今後3年間の中期目標として、以下を実施します。
* バイオ燃料生産技術の確立、バイオ樹脂原料の研究開発、海外企業との共同開発等の推進。
* 開発製品(バイオ燃料、新規アミノ酸等)の商用化。
* 商用化済製品からのロイヤリティ収益拡大。
* 内部統制システムの改定、人材確保、研究施設の拡張、認知度向上による体制強化。
5. 働く環境
同社の人材戦略と、給与水準や働きやすさに関する指標を解説します。
■(1) 人材戦略・方針
多様なバックボーンや経験を持った人材を採用し、研修や自己研鑽を通じて育成する方針です。また、リモートワークやストック・オプション、福利厚生等により、多様な人材が働きやすい環境を整備しています。特に技術開発型ベンチャーとして、優秀な研究者の確保を重視しています。
■(2) 給与水準・報酬設計
同社(単体)従業員の平均年間給与はグロース市場の平均をやや上回る水準です。
| 項目 | 平均年齢 | 平均勤続年数 | 平均年間給与 |
|---|---|---|---|
| 2025年9月期 | 47.7歳 | 3.8年 | 6,836,000円 |
※平均年間給与は賞与及び基準外賃金を含みます。
■(3) 人的資本開示
同社は従業員規模が300人以下のため、有報には本項の記載がありません。
6. 事業等のリスク
事業環境やシステムに関連する主なリスク要因を概観します。
■(1) 経済動向等の変動
企業向けに研究開発やライセンス付与を行っているため、景気の急速な悪化により事業者の新規事業や研究開発投資が減速した場合、業績に影響を及ぼす可能性があります。
■(2) ライセンシーにおける販売
製品の販売活動はライセンシーに依存するため、当社でコントロールできず、業績予測と実績に乖離が生じる可能性があります。

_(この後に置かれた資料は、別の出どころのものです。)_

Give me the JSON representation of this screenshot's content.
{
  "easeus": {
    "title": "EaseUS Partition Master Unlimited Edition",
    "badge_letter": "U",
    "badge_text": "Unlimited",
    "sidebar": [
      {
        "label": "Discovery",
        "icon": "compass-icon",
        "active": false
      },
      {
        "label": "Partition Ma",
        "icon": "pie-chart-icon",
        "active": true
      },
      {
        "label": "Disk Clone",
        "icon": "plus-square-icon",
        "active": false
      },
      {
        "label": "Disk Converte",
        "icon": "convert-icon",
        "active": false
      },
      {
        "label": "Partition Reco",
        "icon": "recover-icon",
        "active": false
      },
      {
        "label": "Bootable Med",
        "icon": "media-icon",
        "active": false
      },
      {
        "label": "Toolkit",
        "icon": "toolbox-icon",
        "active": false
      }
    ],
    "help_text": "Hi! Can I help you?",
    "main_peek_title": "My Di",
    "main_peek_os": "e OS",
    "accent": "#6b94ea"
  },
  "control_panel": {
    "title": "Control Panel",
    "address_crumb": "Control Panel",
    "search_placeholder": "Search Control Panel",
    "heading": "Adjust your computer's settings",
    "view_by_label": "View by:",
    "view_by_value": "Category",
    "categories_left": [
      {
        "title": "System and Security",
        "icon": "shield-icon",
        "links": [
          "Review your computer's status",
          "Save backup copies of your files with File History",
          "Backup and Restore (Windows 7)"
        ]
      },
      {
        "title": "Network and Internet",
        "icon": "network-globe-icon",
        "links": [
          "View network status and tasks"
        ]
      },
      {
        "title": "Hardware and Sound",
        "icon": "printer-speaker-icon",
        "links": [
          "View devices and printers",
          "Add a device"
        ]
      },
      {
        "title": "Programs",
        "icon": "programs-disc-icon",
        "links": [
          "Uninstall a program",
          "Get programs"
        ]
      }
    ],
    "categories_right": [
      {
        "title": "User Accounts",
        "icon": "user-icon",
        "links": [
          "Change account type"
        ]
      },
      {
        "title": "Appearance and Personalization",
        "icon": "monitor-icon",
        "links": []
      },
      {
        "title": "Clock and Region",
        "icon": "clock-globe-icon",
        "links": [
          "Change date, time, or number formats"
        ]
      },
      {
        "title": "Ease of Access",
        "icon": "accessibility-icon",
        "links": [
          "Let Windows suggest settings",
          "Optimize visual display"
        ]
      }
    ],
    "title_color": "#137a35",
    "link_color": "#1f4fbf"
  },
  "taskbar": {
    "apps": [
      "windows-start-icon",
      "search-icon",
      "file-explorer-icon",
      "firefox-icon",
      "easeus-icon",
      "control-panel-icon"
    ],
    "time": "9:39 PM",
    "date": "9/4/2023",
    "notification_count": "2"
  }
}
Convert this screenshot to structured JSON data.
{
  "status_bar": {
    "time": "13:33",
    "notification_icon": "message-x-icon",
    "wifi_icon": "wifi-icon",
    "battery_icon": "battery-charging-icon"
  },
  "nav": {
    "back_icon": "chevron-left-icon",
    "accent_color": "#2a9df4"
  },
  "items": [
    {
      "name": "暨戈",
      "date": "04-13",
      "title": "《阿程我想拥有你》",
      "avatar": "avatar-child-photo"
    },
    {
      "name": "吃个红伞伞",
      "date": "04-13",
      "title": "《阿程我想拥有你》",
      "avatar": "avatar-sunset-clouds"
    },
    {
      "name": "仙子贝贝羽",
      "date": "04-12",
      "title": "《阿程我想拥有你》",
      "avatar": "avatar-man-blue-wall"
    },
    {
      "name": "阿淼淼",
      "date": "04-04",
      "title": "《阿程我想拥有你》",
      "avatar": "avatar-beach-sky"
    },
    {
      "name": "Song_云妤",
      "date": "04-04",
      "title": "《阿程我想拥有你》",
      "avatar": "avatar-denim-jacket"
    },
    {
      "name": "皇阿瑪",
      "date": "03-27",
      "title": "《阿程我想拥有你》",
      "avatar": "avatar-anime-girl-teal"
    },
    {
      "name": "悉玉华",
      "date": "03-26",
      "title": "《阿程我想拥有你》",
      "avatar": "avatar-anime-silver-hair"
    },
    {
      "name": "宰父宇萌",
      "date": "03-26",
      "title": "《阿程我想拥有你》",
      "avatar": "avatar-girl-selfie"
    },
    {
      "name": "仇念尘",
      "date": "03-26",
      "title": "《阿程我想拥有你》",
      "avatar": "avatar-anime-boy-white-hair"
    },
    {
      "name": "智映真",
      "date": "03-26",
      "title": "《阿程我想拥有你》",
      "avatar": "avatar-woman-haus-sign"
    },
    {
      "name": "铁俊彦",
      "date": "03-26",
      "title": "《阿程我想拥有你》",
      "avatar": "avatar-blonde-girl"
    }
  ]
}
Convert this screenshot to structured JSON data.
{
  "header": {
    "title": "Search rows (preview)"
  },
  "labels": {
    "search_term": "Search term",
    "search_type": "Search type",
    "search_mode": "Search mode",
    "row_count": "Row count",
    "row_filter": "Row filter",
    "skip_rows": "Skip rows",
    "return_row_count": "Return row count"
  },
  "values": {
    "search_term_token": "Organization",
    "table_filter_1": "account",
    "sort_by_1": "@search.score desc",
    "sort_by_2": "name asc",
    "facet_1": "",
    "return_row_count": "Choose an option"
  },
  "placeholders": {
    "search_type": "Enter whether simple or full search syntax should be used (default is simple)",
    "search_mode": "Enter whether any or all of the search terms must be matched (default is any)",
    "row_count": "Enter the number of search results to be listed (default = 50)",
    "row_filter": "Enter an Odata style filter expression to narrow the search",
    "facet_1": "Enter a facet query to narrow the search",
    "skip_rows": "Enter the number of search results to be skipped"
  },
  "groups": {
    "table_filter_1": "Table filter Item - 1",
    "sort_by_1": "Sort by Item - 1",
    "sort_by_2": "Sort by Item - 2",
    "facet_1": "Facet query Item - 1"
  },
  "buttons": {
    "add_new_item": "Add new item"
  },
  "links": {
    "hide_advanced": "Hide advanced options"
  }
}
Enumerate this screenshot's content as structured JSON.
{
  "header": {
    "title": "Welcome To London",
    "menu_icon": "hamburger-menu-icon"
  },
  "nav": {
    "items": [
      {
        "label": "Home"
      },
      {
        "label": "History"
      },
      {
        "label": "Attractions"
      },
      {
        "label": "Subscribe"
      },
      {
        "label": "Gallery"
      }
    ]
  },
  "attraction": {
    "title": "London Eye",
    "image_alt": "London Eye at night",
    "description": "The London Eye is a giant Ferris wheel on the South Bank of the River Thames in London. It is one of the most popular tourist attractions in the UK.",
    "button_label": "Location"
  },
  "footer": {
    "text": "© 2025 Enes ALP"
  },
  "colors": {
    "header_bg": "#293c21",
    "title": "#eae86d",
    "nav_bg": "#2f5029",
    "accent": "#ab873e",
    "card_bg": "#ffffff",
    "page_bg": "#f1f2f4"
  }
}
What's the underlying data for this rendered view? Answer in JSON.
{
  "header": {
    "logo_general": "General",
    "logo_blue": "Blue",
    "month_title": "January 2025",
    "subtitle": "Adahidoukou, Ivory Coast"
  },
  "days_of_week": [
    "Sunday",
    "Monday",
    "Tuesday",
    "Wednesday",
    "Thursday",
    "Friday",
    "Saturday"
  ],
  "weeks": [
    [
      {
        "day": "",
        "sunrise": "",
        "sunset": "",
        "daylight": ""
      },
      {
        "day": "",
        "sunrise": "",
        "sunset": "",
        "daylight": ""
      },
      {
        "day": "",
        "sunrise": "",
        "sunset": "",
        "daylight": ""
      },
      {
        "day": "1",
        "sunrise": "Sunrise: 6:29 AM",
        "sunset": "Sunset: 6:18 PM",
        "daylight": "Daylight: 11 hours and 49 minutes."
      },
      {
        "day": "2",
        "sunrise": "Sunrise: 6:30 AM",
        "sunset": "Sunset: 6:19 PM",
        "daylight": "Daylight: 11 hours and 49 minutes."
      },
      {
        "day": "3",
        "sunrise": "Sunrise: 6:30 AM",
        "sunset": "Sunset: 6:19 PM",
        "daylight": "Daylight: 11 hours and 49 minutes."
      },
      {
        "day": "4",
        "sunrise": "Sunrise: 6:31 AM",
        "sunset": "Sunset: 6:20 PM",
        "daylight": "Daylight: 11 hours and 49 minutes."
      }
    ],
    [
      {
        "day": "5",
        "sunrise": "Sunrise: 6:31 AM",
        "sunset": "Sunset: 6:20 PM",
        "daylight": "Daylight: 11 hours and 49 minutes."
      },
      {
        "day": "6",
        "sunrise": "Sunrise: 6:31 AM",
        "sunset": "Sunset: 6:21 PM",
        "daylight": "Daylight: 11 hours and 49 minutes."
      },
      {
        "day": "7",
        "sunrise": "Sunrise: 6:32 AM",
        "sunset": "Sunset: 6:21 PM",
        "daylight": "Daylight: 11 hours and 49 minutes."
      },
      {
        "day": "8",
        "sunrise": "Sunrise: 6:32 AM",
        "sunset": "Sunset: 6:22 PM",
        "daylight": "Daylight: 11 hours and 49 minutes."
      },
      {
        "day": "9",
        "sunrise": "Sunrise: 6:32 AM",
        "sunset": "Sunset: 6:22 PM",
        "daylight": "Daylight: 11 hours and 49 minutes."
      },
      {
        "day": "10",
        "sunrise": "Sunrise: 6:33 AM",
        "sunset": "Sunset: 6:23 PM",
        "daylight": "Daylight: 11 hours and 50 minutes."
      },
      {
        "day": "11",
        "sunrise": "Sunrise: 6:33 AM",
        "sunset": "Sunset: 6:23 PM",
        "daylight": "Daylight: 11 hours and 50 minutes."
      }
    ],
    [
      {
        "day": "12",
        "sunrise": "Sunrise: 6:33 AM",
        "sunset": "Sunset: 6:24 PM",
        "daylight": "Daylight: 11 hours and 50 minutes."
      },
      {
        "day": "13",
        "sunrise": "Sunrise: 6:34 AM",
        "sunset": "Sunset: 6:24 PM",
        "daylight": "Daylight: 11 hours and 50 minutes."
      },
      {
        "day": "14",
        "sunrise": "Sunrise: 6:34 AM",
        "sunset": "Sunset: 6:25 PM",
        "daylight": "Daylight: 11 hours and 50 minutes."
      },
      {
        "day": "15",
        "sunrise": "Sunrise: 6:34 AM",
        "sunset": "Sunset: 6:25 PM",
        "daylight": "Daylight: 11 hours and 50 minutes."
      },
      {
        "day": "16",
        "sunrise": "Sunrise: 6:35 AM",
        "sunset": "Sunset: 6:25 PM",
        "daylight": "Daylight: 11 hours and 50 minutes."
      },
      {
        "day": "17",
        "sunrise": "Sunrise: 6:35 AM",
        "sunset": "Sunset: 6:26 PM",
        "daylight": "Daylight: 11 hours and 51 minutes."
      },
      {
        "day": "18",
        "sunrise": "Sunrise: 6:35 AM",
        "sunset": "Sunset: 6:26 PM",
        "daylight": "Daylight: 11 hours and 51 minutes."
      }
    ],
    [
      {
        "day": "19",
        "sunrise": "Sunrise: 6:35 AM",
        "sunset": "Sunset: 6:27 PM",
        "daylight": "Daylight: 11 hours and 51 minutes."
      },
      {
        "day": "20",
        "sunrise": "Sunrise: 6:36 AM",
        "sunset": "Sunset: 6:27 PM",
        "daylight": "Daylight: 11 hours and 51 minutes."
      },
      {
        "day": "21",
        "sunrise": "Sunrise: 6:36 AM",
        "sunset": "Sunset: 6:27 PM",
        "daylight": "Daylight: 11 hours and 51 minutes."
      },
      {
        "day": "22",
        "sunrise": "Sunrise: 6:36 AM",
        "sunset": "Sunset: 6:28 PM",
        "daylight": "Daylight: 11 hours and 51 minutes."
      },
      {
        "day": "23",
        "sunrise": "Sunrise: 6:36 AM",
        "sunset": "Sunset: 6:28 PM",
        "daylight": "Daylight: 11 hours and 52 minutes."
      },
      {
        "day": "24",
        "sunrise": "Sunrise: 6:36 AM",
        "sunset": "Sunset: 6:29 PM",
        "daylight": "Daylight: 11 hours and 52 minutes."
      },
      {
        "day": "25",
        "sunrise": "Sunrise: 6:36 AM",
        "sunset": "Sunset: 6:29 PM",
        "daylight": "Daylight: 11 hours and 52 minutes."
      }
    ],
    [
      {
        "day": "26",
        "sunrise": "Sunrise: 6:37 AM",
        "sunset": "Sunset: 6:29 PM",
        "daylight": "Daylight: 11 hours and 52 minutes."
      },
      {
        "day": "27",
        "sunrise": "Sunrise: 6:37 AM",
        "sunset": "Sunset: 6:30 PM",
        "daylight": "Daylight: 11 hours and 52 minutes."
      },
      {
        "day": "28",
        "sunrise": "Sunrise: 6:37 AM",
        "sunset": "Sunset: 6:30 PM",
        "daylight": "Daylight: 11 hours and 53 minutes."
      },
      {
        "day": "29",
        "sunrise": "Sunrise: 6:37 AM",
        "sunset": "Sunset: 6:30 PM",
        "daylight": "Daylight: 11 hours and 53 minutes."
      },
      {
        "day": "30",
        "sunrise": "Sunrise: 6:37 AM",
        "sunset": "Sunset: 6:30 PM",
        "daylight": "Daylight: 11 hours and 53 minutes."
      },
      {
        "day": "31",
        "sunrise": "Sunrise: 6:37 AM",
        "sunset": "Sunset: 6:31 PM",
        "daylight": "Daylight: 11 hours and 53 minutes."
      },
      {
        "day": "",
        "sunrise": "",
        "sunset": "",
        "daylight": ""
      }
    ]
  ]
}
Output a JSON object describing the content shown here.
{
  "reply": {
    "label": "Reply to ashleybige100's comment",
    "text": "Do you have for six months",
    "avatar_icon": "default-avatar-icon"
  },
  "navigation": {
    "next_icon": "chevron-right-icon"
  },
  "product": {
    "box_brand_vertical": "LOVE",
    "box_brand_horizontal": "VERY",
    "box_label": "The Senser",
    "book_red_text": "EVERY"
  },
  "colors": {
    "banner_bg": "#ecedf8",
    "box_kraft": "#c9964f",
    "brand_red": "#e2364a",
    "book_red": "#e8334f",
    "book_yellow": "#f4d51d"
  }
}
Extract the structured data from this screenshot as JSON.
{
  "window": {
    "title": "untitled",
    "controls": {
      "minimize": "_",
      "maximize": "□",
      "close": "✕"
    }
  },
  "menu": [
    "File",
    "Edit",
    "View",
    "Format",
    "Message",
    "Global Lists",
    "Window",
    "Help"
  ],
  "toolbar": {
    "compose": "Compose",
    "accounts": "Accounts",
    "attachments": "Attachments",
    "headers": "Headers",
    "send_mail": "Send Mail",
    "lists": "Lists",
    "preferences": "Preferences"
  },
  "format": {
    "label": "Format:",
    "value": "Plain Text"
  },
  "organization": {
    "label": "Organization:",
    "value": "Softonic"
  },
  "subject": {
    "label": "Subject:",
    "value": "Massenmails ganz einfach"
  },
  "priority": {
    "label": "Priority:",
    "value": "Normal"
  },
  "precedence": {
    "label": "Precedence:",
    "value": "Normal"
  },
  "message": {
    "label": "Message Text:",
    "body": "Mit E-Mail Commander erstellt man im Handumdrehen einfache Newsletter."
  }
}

ライセンシーの事業状況の変動が業績に影響するリスクがあります。
■(3) カントリーリスク
アジア地域等で事業展開を行っており、予期せぬ法規制変更、政治的要因、為替変動、商習慣の違い等によるリスクがあります。これらが発生した場合、業績に影響を及ぼす可能性があります。
■(4) 商用化における特定の対象製品にかかるリスク
特定のパイプラインにおける対象製品の需給が不可抗力(例:豚コレラによる飼料需要減)により大幅に変動した場合、業績に影響を及ぼす可能性があります。対象製品の多様化によりリスク軽減を図っています。